Why Blended Families Should Include A Trust In Their Estate Plan

Getting remarried when you already have children can be a practical decision. Marrying someone with children of their own means that you can combine forces to parent together. Your children gain a stepparent and stepsiblings, while you gain a spouse and stepchildren.

It could take some time to adjust to the practical realities of cohabitating as a blended family, but eventually you will likely develop a stable family dynamic. Despite a healthy family bond right now, you may want to adjust your estate plan to include a trust. Doing so may preserve that family dynamic in the future.

 Your death could affect the entire family

When you die, your spouse and your children will have an interest in your estate. Blended families may be at elevated risk for the closest family members of the deceased fighting over their property. Your children or your spouse could challenge your estate plan. Doing so might undermine your last wishes and reduce or eliminate the inheritance you wanted to leave for specific members of your family.

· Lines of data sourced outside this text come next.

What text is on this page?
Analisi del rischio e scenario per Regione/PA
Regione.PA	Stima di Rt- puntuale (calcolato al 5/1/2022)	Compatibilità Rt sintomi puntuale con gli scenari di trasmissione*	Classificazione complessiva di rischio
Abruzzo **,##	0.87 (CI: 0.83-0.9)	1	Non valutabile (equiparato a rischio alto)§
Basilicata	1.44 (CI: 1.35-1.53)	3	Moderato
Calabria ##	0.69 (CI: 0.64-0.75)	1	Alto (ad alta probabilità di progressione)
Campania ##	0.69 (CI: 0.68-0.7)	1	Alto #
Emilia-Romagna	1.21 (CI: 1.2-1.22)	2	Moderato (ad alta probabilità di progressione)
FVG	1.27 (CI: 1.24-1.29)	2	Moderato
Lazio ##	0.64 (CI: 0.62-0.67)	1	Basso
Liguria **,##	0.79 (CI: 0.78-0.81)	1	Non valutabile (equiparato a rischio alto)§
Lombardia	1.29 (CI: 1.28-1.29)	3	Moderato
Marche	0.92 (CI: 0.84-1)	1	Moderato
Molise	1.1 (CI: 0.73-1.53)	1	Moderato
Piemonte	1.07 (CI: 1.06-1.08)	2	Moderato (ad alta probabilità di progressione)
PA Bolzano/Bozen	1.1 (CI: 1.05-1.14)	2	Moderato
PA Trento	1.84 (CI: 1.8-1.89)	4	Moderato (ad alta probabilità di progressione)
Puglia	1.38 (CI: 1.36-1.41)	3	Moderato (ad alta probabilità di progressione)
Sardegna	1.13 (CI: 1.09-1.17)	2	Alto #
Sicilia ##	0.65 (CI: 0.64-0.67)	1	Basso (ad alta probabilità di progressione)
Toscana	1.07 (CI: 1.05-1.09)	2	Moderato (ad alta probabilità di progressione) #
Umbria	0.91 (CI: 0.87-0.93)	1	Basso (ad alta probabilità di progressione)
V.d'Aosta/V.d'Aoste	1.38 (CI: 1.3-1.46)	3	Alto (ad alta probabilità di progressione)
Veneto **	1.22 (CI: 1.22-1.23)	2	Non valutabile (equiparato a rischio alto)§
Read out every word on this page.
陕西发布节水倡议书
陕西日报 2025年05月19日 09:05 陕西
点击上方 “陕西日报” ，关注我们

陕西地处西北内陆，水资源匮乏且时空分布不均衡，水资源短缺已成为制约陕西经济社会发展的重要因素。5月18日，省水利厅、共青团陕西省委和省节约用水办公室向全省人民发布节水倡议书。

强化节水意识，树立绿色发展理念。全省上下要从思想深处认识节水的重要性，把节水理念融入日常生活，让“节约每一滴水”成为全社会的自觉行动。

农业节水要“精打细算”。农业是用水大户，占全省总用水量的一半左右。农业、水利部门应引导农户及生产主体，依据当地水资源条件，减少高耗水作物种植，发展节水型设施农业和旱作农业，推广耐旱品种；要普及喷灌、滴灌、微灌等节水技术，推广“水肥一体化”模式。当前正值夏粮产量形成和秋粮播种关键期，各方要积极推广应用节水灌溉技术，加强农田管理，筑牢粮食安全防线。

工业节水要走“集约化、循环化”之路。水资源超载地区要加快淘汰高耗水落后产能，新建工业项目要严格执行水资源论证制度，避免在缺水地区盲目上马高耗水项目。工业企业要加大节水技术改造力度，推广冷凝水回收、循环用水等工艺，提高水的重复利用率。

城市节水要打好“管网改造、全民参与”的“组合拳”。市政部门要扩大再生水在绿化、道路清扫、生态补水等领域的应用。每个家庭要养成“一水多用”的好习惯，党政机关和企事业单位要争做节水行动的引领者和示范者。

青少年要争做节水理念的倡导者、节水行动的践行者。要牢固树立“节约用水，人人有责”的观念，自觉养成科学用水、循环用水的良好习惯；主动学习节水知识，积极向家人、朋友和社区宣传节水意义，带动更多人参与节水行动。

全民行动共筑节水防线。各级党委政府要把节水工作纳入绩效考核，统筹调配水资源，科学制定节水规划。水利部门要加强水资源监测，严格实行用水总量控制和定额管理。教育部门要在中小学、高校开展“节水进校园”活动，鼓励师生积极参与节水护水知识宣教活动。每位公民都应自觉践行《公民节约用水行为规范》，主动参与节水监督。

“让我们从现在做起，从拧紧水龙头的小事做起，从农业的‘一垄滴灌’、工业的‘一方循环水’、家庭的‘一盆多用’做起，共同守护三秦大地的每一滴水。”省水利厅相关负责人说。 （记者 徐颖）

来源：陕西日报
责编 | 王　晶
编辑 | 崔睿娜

Creating a trust will make it much more difficult for the beneficiaries of your estate to challenge your wishes. A trustee will oversee the distribution of all trust property, making infighting and underhanded tactics during probate proceedings less of a concern.

There are other benefits to a trust as well

Beyond being harder to challenge and having the oversight of a trustee, trusts offer numerous other benefits to a testator with a blended family. For example, moving ownership of your residence into a trust would allow you to give your spouse and their children the right to stay in the property without giving them the right to sell it. You could earmark the home as the eventual possession of your children so that they benefit from it financially after your spouse has lived there.

A trust allows you to retain control over how people use their inherited assets or when the trustee distributive property to people. If you have any reason to worry about taxes or debt, a trust can help with those concerns as well. Creating a trust and talking to your family about your estate wishes can reduce the potential of probate conflicts pulling your family apart after you die.